Canada catches ‘Pin Fever’

by Richard Starnes
Reporter for OTTAWA CITIZEN
January 14, 2004

Photo Credit - Wes Parkes

Arthur Skolnik is a collection fanatic. He admits it. So does his wife.

Probably, she would not be averse to sticking pins in him over his obsession, which is a most appropriate reaction considering the Toronto landscape gardener has one of the three largest collections of Bonsai pins on earth.

“I have 997 and every one of them is different,” he says proudly as he glances up at the collection amassed on a floor-to-ceiling piece of felt on his office wall.

“I could pass the 1,000 milestone in a few weeks and there are only two others in the world who have reached that”

Mr. Skolnik is typical of tens of thousands of Canadians who have made a hobby out of collecting pins. They might concentrate on hockey players or the Olympic Games; beer or banks; the RCMP or the Royal Canadian Legion.

Ron Boily, president of the Winnipeg Pin Collectors Club knows the pin world as well as anyone. The retired, 56-year old photographer, has been an avid collector since the 1980s, has at least 15,000 pins displayed all over his home and understand what’s hot and what’s not. For example , sports is always hot.

“Pin Fever really started at the Los Angeles Olympics,” he says. “Whenever there is a major sporting event, thousands of people pick up pins. Our membership really spiked during the Calgary Olympics and you should have seen it when Winnipeg hosted the World Curling Championships last year. “Collectors came from all over the world to watch the curling and to trade pins. There is such a huge pin following for curling. “Certainly, you can expect the same to happen when the Winter Olympics come to Vancouver.

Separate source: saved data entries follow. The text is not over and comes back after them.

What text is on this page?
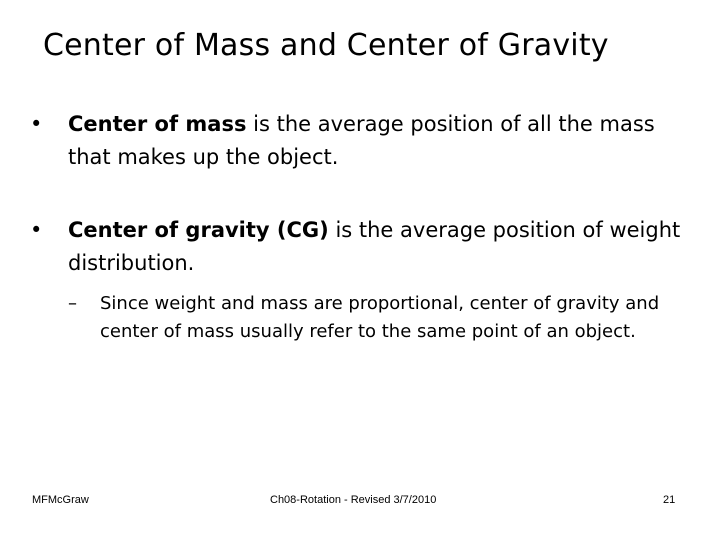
Center of Mass and Center of Gravity
• Center of mass is the average position of all the mass that makes up the object.
• Center of gravity (CG) is the average position of weight distribution.
– Since weight and mass are proportional, center of gravity and center of mass usually refer to the same point of an object.
MFMcGraw	Ch08-Rotation - Revised 3/7/2010	21
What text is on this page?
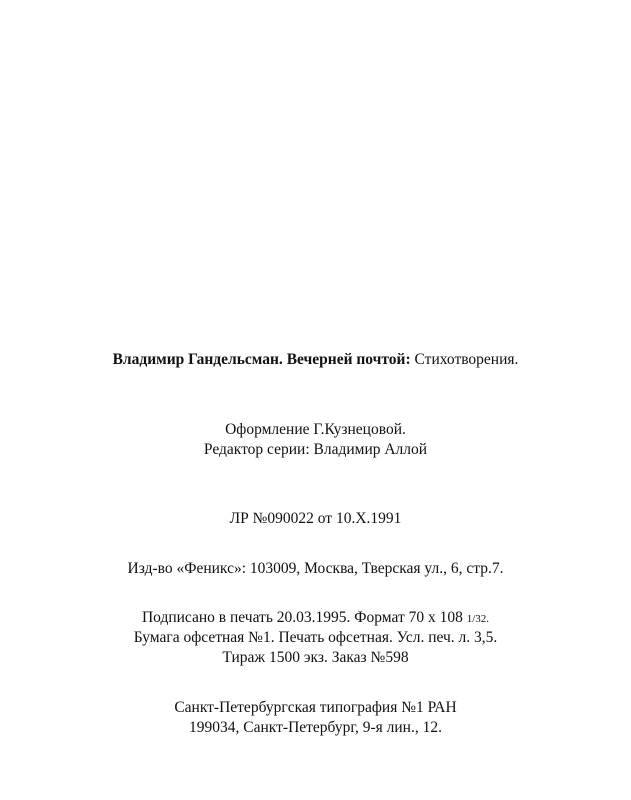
Владимир Гандельсман. Вечерней почтой: Стихотворения.
Оформление Г.Кузнецовой.
Редактор серии: Владимир Аллой
ЛР №090022 от 10.X.1991
Изд-во «Феникс»: 103009, Москва, Тверская ул., 6, стр.7.
Подписано в печать 20.03.1995. Формат 70 x 108 1/32.
Бумага офсетная №1. Печать офсетная. Усл. печ. л. 3,5.
Тираж 1500 экз. Заказ №598
Санкт-Петербургская типография №1 РАН
199034, Санкт-Петербург, 9-я лин., 12.
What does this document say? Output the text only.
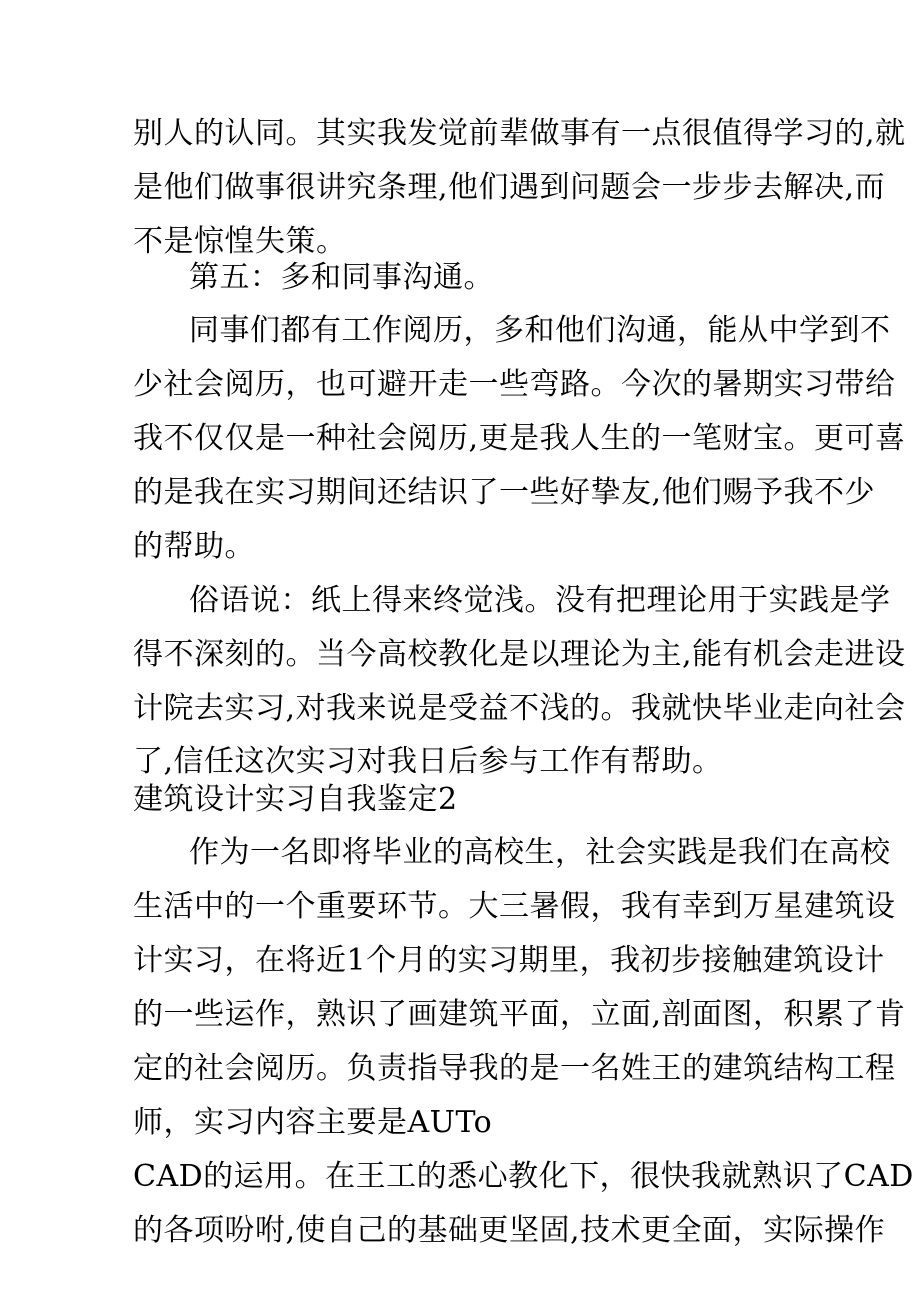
别人的认同。其实我发觉前辈做事有一点很值得学习的,就
是他们做事很讲究条理,他们遇到问题会一步步去解决,而
不是惊惶失策。
第五：多和同事沟通。
同事们都有工作阅历，多和他们沟通，能从中学到不
少社会阅历，也可避开走一些弯路。今次的暑期实习带给
我不仅仅是一种社会阅历,更是我人生的一笔财宝。更可喜
的是我在实习期间还结识了一些好挚友,他们赐予我不少
的帮助。
俗语说：纸上得来终觉浅。没有把理论用于实践是学
得不深刻的。当今高校教化是以理论为主,能有机会走进设
计院去实习,对我来说是受益不浅的。我就快毕业走向社会
了,信任这次实习对我日后参与工作有帮助。
建筑设计实习自我鉴定2
作为一名即将毕业的高校生，社会实践是我们在高校
生活中的一个重要环节。大三暑假，我有幸到万星建筑设
计实习，在将近1个月的实习期里，我初步接触建筑设计
的一些运作，熟识了画建筑平面，立面,剖面图，积累了肯
定的社会阅历。负责指导我的是一名姓王的建筑结构工程
师，实习内容主要是AUTo
CAD的运用。在王工的悉心教化下，很快我就熟识了CAD
的各项吩咐,使自己的基础更坚固,技术更全面，实际操作
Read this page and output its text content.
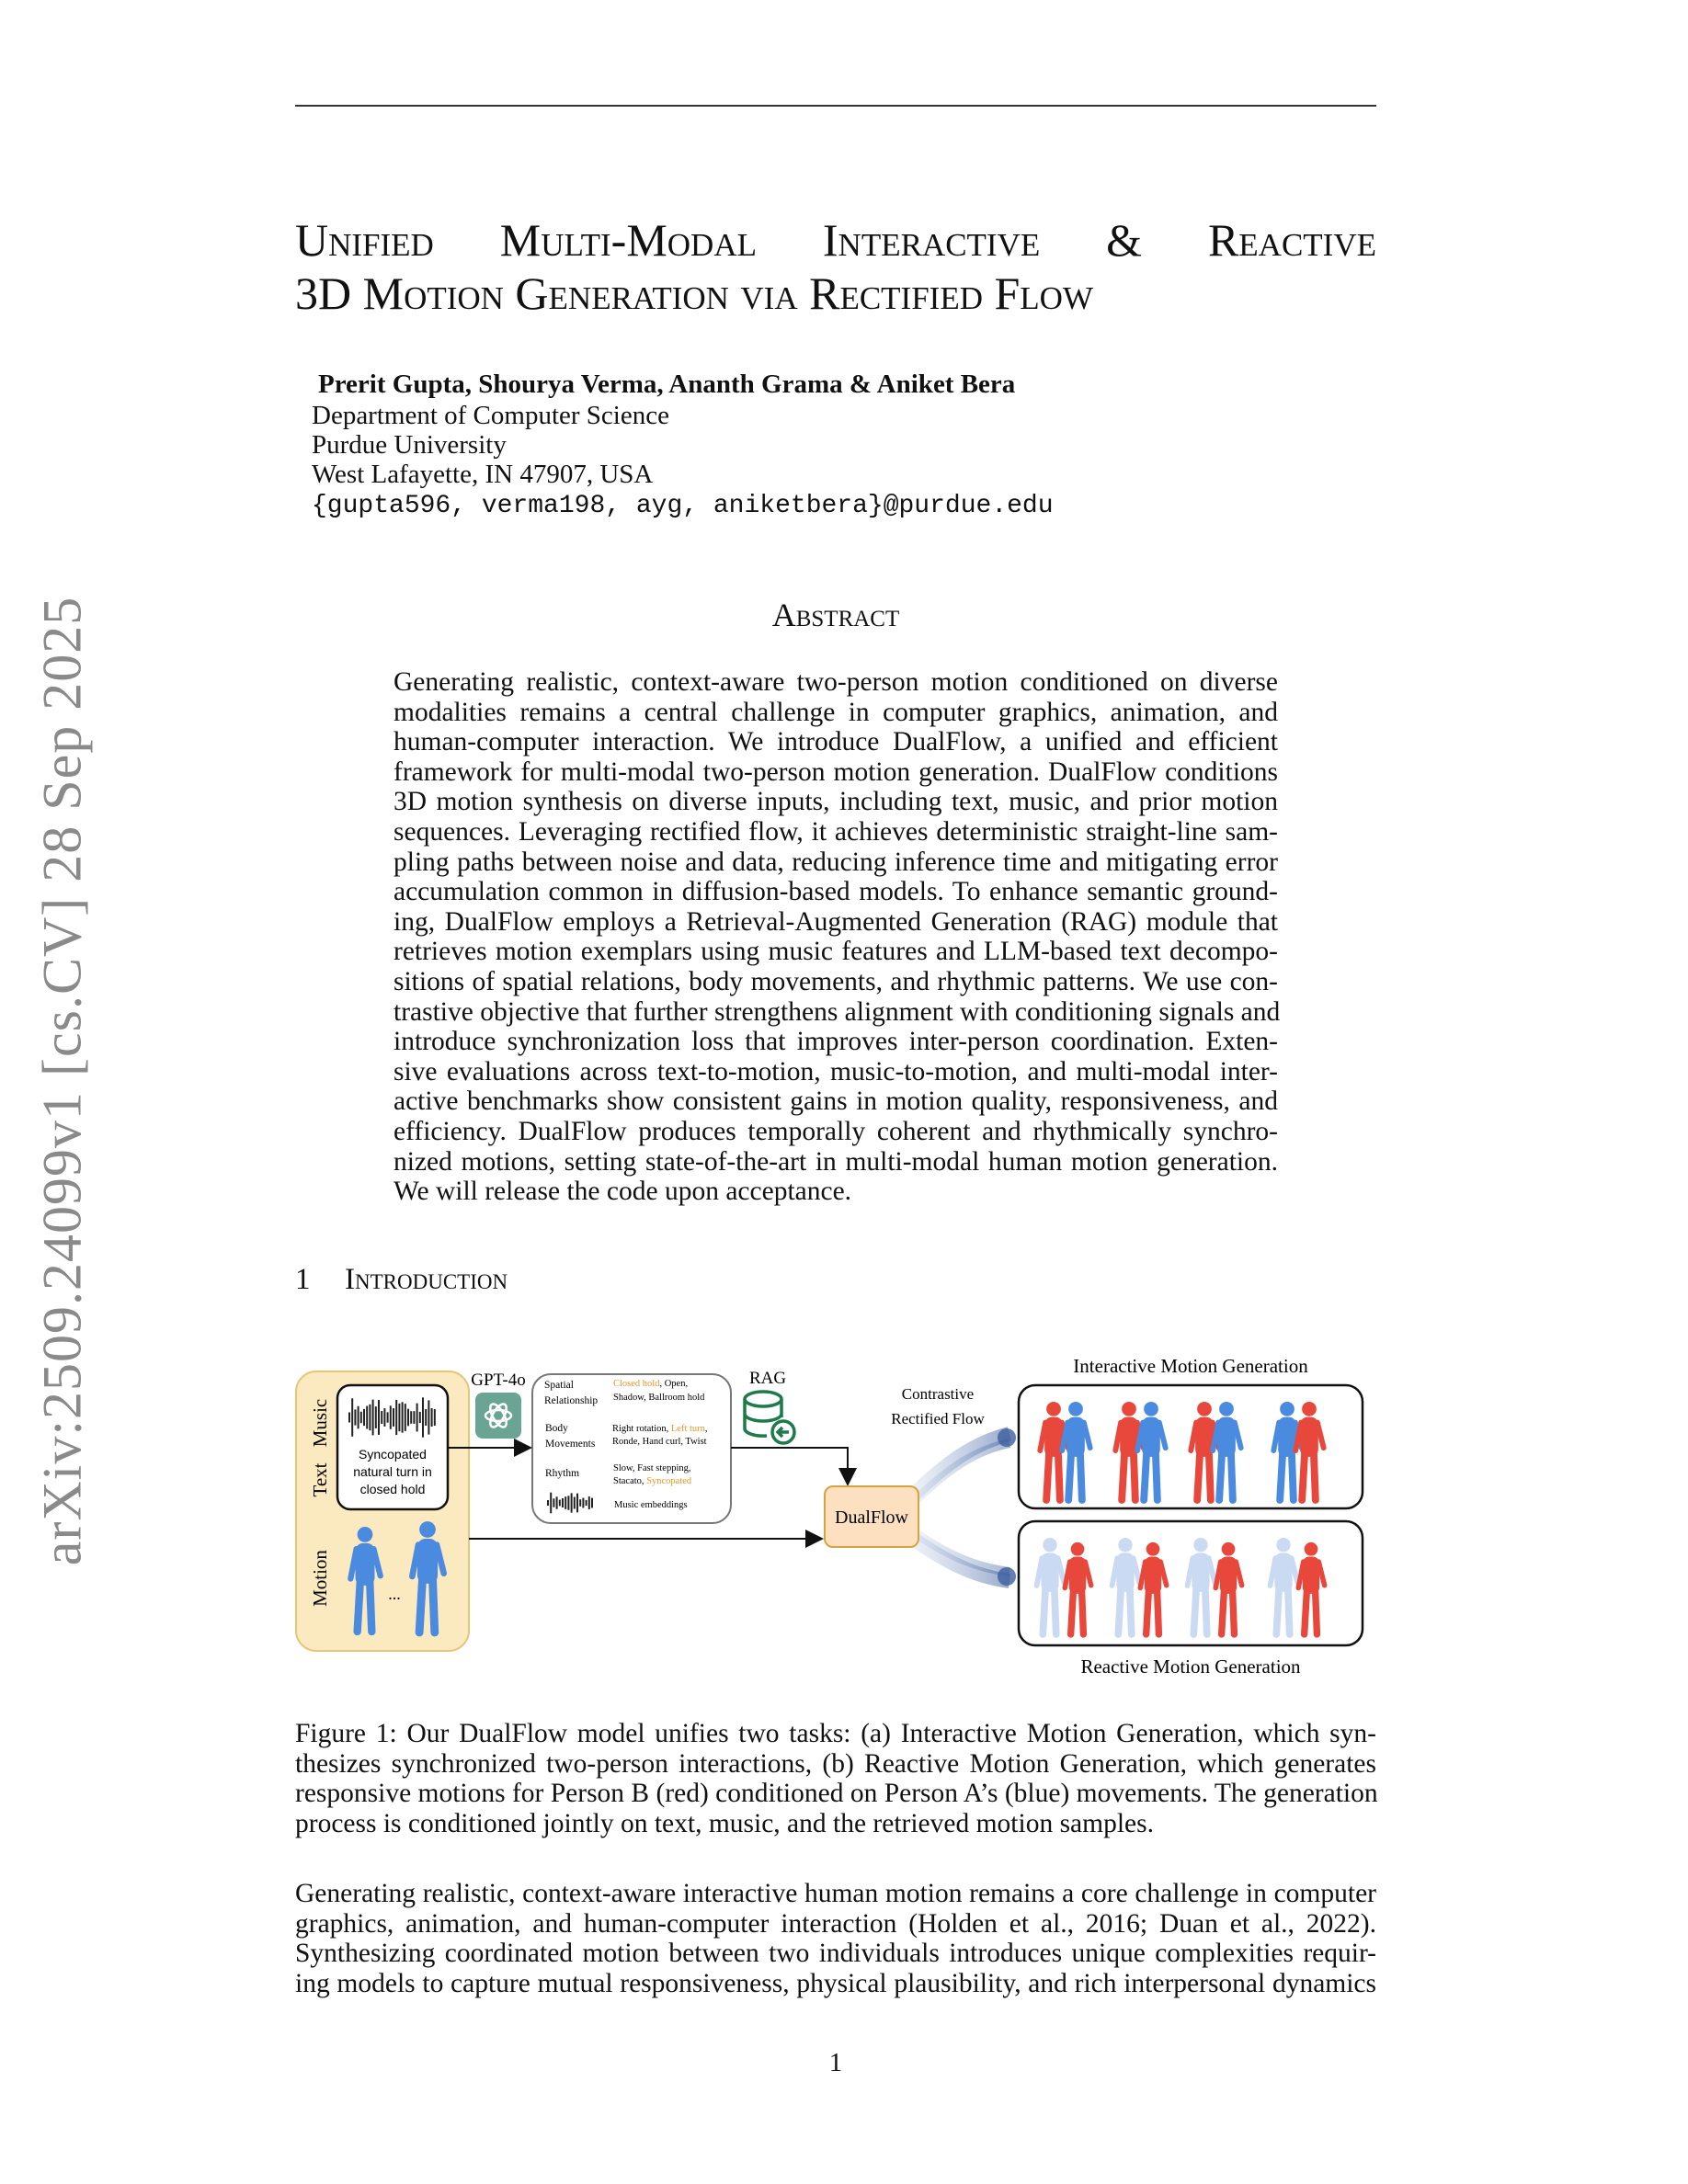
arXiv:2509.24099v1 [cs.CV] 28 Sep 2025
Unified Multi-Modal Interactive & Reactive
3D Motion Generation via Rectified Flow
Prerit Gupta, Shourya Verma, Ananth Grama & Aniket Bera
Department of Computer Science
Purdue University
West Lafayette, IN 47907, USA
{gupta596, verma198, ayg, aniketbera}@purdue.edu
Abstract
Generating realistic, context-aware two-person motion conditioned on diverse
modalities remains a central challenge in computer graphics, animation, and
human-computer interaction. We introduce DualFlow, a unified and efficient
framework for multi-modal two-person motion generation. DualFlow conditions
3D motion synthesis on diverse inputs, including text, music, and prior motion
sequences. Leveraging rectified flow, it achieves deterministic straight-line sam-
pling paths between noise and data, reducing inference time and mitigating error
accumulation common in diffusion-based models. To enhance semantic ground-
ing, DualFlow employs a Retrieval-Augmented Generation (RAG) module that
retrieves motion exemplars using music features and LLM-based text decompo-
sitions of spatial relations, body movements, and rhythmic patterns. We use con-
trastive objective that further strengthens alignment with conditioning signals and
introduce synchronization loss that improves inter-person coordination. Exten-
sive evaluations across text-to-motion, music-to-motion, and multi-modal inter-
active benchmarks show consistent gains in motion quality, responsiveness, and
efficiency. DualFlow produces temporally coherent and rhythmically synchro-
nized motions, setting state-of-the-art in multi-modal human motion generation.
We will release the code upon acceptance.
1 Introduction
Music
Text
Motion
Syncopated
natural turn in
closed hold
...
GPT-4o Spatial
Relationship
Closed hold, Open,
Shadow, Ballroom hold
Body
Movements
Right rotation, Left turn,
Ronde, Hand curl, Twist
Rhythm	Slow, Fast stepping,
Stacato, Syncopated
Music embeddings
RAG
Contrastive
Rectified Flow
DualFlow
Interactive Motion Generation
Reactive Motion Generation
Figure 1: Our DualFlow model unifies two tasks: (a) Interactive Motion Generation, which syn-
thesizes synchronized two-person interactions, (b) Reactive Motion Generation, which generates
responsive motions for Person B (red) conditioned on Person A’s (blue) movements. The generation
process is conditioned jointly on text, music, and the retrieved motion samples.
Generating realistic, context-aware interactive human motion remains a core challenge in computer
graphics, animation, and human-computer interaction (Holden et al., 2016; Duan et al., 2022).
Synthesizing coordinated motion between two individuals introduces unique complexities requir-
ing models to capture mutual responsiveness, physical plausibility, and rich interpersonal dynamics
1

Mr. Boily does not confine himself to one or two subjects. For example, trading in Disney pins is big business. Workers at every Disney centre carry pins which they trade with visitors. And those same visitors trade with one another.

How do you spot a trader? “Simple,” says Mr. Boily, who’s been there, done that. “They will be wearing a pin.”

Mr. Boily carries pins from Warner Brothers, the provinces, TV stations, newspapers and other media outlets, the Canadian Football league. Sports is particularly heavy. Apart from curling and the Olympics, hockey, football, basketball and baseball attract eager followers. There are also niche collectors who concentrate on one, often obscure, subject. That’s where Mr. Skolnik comes in.

He began his journey to pin collecting fanaticism in 1980 when friends dragged him to Montreal’s botanical gardens to see a new collection of bonsai from the Orient. He astonished himself by becoming instantly fascinated and passionate about the plants. He reads books, took a course, opened his own bonsai store in Old Montreal and began to take in conventions all over North America. At every convention he picked up a bonsai pin – that’s one that carries a bonsai image, the name of the city it came from, the bonsai club or all of the above. The collection grew slowly until the Internet arrived. “That and the long empty winters – I own a landscape business, you know -0 turned it into an obsession,” Mr. Skolnik says. Making trades is a vital part of the pin collection business. Since these are not for sale, what does Mr. Skolnik do for trading? Have a third collection, of course.

“With my traders, I have something between 1,500 and 1,800 all told,” he says of a collection he values at around $10,000.